If a failure occurs while importing a syndication file, the whole file must be re-imported in order to ensure that no data is lost. Exported syndication files may in some cases be very large (large enough that importing them may take many hours). It is therefore a good idea to split such large syndication files into smaller units before importing them. A failure during import will then be much less costly: only the failed import(s) will need to be repeated.

A tool for splitting large syndication files is included with the Content Engine. It is called XMLSplit. To split a file, enter:

$ java -cp classpath com.escenic.syndication.xml.util.XMLSplit filename number-of-elements

where:

  • classpath is engine-root/lib/xom-1.1.jar:engine-root/lib/engine-syndication-5.1-1.jar.
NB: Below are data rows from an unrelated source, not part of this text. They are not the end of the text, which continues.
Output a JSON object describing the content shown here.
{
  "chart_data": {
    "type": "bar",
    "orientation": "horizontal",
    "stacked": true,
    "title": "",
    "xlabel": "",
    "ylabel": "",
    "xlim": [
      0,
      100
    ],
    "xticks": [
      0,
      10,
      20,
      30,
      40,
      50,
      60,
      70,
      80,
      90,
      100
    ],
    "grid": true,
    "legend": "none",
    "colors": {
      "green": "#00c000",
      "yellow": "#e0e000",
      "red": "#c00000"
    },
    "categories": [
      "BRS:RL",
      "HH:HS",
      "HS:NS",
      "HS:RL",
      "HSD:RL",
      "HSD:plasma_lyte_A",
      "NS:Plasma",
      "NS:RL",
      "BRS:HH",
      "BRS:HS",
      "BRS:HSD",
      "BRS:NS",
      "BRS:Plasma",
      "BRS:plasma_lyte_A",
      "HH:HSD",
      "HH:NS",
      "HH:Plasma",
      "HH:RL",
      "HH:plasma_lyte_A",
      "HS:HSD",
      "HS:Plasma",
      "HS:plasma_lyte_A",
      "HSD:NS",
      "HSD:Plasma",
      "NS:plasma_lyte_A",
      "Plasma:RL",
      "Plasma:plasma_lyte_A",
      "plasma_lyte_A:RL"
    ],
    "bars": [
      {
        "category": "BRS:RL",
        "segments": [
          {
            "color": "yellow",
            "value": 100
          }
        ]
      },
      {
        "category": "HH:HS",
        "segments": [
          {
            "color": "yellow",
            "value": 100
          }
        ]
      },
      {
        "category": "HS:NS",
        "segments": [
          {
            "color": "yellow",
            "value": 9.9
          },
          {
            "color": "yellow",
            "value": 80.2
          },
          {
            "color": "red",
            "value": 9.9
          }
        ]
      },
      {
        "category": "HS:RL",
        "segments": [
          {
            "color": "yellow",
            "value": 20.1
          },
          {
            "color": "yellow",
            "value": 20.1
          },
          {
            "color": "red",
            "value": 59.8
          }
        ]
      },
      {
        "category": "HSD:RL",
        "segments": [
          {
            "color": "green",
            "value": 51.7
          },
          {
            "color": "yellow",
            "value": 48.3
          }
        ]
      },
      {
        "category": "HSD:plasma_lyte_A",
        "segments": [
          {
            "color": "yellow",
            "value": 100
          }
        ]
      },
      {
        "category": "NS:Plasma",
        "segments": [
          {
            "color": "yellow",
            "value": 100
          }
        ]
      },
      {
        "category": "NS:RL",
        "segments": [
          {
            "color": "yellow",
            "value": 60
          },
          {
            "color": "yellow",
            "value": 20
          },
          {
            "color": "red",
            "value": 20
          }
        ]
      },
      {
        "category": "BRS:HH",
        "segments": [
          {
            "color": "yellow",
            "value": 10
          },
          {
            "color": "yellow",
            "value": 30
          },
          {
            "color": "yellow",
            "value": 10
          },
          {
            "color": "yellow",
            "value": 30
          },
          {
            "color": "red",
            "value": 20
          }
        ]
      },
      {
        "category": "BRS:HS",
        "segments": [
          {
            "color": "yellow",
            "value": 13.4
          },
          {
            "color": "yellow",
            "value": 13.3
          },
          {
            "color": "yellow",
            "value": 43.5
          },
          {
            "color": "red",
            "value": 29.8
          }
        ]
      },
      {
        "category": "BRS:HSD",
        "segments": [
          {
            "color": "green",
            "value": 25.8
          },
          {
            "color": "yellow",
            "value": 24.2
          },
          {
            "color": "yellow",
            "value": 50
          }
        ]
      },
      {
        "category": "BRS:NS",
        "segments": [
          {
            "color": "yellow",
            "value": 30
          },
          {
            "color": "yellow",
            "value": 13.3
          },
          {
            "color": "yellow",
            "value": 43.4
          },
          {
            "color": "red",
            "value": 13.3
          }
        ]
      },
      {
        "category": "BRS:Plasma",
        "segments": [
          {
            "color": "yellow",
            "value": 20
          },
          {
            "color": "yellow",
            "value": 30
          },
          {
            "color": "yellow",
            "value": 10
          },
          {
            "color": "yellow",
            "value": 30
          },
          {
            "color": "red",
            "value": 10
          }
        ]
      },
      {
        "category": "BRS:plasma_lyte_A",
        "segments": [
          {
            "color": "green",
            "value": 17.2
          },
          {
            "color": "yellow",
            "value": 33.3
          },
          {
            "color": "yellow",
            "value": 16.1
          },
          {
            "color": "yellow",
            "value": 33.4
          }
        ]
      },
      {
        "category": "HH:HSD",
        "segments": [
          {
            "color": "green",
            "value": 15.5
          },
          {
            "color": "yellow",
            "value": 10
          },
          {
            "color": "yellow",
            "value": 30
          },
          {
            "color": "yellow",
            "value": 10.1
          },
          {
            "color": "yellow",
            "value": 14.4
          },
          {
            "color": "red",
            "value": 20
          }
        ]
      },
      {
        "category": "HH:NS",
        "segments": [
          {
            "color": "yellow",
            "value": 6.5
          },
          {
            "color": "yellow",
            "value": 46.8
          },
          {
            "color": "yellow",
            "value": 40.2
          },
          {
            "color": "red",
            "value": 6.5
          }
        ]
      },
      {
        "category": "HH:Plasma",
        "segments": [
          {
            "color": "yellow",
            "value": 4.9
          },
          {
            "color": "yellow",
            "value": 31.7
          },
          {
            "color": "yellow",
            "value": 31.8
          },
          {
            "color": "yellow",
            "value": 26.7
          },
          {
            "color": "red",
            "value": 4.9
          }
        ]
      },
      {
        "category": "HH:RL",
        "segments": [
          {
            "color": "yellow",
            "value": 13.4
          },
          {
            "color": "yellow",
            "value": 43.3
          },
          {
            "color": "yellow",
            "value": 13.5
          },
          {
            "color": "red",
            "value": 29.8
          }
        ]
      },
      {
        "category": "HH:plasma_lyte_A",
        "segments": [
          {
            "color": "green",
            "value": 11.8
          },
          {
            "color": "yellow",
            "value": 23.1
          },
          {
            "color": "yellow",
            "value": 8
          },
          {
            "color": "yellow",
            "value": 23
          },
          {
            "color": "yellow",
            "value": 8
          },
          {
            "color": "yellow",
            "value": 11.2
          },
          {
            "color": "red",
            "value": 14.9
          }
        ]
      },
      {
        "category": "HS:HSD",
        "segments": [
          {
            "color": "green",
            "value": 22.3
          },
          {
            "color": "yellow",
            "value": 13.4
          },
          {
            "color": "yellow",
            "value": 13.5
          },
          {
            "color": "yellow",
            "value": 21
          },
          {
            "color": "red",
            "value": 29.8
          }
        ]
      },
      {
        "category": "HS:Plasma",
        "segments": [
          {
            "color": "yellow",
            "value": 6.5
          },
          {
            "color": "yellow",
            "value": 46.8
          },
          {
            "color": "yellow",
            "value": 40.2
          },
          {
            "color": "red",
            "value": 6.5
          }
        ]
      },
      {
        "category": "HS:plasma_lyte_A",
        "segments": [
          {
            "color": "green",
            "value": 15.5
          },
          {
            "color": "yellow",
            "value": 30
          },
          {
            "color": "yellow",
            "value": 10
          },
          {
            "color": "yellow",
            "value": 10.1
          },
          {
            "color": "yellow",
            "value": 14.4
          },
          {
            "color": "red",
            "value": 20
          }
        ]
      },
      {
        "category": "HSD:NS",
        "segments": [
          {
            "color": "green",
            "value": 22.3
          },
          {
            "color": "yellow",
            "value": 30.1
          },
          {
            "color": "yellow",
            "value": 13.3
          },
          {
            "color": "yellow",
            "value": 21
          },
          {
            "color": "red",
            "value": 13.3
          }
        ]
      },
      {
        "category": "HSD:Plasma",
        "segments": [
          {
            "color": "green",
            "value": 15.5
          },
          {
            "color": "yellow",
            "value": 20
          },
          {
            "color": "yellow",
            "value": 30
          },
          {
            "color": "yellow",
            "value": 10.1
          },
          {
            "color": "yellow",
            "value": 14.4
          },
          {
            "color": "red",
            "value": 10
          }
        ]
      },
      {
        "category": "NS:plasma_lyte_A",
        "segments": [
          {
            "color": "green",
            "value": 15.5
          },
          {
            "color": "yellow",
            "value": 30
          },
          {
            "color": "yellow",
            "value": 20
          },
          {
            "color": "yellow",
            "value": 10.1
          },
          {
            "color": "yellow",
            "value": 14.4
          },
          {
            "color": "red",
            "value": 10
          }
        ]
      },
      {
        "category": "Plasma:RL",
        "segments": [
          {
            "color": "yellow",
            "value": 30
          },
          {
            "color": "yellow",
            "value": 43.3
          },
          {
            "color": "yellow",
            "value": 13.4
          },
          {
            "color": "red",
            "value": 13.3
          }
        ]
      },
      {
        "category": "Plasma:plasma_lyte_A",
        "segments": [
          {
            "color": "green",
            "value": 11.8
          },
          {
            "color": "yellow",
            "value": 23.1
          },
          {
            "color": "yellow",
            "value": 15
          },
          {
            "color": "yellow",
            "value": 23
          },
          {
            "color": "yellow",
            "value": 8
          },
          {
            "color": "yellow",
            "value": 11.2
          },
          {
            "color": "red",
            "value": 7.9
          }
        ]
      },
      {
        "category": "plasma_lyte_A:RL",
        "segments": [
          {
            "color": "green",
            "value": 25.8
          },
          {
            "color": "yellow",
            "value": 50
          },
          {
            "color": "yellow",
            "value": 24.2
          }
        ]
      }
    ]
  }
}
  • filename is the name of the syndication file you want to split.

  • number-of-elements is the number of second-level elements you want each output file to contain.

For example:

$ java -cp engine-root/lib/xom-1.1.jar:engine-root/lib/engine-syndication-5.1-1.jar \
> com.escenic.syndication.xml.util.XMLSplit import.xml 100

If import.xml contains 950 second-level elements, then XMLSplit will output 10 files: 9 containing 100 second-level elements, and the 10th containing 50.

XMLSplit is in fact a general-purpose tool that can be used to split any large XML file, not just Escenic syndication files.